Bayside (park adjacent road)
- Crocheron Park’s 35th Avenue, from Corbett Road to Dead End. Mileage: 0.28.
“As the school year ends and a hot, challenging summer begins, New Yorkers will need more options to play outside,” said de Blasio. “New York City now offers more car-free street space than any other city in the country, and we’re proud to build on that progress in all five boroughs.”
In April, the mayor and Council Speaker Corey Johnson announced that 40 miles of streets citywide would be opened by the end of May to allow greater social distancing. The city exceeded its 40-mile target last month.
No through traffic is permitted in the Open Streets, with remaining vehicle traffic limited to local deliveries, pick-ups/drop-offs, necessary city service, utility, and emergency vehicles only — those drivers are alerted to be hyper-vigilant and to drive at 5 mph along these routes.
Google has already added the previous 40-plus miles of Open Streets into Google Maps, which allows drivers using online navigation to steer clear of these streets. The new Open Streets will also be added to Google Maps in the coming days.
Jackson Heights’ 34th Avenue, among one of the city’s first Open Streets in Queens, has been a huge success. Residents have praised the additional space that allows them to be outside while maintaining a safe distance from neighbors.
State Senator Jessica Ramos said her and her constituents are grateful the program is expanding in her district.
“The Open Streets Program has been a huge success for our residents in Jackson Heights, allowing neighbors of all ages to walk, bike, play or just sit outside for some fresh air with plenty of room to social distance and without worries of car traffic,” Ramos stated. “We’re grateful to have this program expand so that more New Yorkers can enjoy being outside as our city re-opens.”
Department of Transportation Commissioner Polly Trottenberg is also enthusiastic about the new additions.

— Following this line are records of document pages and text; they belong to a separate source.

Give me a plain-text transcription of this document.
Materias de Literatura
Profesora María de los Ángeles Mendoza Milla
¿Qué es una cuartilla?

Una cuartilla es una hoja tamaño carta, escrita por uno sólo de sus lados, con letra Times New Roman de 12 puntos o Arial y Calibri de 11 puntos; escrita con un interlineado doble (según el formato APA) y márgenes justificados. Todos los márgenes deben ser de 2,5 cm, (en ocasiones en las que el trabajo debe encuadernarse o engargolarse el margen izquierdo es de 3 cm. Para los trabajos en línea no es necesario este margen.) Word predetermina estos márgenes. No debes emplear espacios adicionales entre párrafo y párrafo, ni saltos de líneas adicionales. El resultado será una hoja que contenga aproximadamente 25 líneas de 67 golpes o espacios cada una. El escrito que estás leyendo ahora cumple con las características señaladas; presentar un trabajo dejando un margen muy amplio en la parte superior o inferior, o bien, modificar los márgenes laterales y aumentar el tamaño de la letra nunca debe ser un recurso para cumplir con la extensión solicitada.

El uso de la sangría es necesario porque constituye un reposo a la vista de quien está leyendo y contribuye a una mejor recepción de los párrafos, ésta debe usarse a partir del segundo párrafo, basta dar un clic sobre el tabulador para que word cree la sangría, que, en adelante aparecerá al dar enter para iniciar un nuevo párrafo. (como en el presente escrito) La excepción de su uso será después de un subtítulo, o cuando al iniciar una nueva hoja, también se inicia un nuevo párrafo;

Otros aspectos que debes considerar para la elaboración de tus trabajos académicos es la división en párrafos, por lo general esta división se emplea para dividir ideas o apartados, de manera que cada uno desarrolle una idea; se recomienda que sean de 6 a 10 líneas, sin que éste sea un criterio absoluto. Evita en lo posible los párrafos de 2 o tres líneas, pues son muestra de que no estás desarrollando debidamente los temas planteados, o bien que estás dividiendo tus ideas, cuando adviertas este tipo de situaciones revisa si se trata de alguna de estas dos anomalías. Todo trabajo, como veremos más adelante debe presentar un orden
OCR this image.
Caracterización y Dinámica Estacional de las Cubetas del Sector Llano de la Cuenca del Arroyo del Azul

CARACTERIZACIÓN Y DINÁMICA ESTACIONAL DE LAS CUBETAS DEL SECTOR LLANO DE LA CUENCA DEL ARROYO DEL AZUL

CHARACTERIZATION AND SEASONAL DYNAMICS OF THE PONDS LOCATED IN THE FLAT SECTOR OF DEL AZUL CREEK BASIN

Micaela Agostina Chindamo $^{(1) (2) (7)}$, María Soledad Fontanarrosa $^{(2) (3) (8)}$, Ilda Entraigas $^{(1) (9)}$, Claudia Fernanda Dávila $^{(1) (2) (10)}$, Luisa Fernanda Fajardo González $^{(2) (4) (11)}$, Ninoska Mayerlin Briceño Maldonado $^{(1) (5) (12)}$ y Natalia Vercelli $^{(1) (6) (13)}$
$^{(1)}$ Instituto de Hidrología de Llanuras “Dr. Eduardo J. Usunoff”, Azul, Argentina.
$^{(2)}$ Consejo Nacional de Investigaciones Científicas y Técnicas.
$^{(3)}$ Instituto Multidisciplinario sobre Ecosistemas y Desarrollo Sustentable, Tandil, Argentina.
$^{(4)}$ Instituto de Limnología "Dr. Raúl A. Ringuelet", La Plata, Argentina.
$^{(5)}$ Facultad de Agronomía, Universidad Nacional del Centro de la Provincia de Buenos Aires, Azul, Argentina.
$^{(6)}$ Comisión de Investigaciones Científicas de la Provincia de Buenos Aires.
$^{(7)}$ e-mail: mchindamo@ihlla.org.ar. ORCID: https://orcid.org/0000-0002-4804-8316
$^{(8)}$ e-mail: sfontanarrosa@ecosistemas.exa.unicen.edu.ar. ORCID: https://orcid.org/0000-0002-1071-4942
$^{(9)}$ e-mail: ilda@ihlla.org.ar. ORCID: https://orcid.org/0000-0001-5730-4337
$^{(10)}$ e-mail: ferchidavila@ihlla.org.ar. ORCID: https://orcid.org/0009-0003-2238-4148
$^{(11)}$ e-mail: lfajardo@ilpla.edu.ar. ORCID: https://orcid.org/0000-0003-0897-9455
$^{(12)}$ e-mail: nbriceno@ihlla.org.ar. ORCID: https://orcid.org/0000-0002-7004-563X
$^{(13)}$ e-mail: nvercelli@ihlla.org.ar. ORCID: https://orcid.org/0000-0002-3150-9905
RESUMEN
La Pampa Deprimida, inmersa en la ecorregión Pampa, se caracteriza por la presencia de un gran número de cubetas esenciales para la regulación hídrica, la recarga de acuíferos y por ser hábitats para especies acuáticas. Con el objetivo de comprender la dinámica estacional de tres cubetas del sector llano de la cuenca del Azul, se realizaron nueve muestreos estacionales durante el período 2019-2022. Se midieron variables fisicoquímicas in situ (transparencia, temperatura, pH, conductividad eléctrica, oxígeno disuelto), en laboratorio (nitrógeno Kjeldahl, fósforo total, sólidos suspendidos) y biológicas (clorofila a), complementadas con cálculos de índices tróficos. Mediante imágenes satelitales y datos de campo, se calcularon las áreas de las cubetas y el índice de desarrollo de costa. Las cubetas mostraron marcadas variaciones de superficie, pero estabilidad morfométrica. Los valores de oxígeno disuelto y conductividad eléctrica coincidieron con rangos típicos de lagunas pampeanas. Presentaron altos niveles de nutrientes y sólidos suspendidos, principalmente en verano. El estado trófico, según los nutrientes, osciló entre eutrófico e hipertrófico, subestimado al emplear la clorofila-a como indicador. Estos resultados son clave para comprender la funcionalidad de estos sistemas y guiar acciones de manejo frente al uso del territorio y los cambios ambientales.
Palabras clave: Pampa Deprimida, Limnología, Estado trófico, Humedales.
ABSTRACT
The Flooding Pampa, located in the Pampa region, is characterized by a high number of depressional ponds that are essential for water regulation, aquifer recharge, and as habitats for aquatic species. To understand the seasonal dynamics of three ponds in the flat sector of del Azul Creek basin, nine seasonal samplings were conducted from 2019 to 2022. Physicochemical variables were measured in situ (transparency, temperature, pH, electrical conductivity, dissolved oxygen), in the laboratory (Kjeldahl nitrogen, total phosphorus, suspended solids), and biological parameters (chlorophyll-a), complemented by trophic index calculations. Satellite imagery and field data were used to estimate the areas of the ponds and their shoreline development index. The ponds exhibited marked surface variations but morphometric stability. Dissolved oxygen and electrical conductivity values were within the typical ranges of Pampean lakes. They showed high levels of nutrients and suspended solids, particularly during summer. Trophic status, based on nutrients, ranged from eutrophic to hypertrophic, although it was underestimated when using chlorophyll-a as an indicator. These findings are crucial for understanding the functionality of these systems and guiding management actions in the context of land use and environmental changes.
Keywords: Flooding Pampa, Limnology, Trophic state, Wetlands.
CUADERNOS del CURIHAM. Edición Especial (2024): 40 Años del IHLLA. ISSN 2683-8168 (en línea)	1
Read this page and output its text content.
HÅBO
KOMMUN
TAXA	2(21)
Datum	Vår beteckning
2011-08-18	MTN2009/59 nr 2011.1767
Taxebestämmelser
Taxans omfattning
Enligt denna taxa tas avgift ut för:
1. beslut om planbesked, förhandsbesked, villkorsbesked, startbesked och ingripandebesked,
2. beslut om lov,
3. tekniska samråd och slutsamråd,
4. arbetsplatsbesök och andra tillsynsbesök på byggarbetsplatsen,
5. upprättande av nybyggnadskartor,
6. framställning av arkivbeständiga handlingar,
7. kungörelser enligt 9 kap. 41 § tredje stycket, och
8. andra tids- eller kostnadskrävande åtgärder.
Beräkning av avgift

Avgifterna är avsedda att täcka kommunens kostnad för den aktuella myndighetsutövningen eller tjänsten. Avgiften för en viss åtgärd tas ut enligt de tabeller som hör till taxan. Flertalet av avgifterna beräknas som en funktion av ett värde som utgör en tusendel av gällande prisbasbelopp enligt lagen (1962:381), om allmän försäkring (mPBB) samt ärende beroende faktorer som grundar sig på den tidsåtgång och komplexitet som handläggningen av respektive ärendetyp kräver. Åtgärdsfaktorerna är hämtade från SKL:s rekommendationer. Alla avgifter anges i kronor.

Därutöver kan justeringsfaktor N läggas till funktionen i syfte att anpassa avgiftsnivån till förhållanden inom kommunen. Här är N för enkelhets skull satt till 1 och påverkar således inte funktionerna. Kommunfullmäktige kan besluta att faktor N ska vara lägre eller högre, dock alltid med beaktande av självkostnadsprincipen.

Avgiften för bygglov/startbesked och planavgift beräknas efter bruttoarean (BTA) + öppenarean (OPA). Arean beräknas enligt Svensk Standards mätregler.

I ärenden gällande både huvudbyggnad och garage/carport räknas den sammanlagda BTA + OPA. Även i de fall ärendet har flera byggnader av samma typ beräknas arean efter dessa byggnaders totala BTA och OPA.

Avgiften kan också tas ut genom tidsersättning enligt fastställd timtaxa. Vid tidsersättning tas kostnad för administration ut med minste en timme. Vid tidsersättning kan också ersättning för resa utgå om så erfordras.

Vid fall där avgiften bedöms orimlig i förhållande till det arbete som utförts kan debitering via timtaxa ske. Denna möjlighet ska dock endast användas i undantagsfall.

“With summer now in full swing, and the city slowly reopening, we’re excited to bring new Open Streets to more communities, from the North Shore of Staten Island to Far Rockaway in Queens, along with new protected bike connections to Central Park and the Queensboro Bridge,” said Trottenberg. “Thanks to the hard work of Mayor de Blasio, our sister agencies, BIDs and other community groups, Open Streets continues to grow, helping more New Yorkers who’ve been cooped up for so long get out and keep moving while maintaining social distancing.”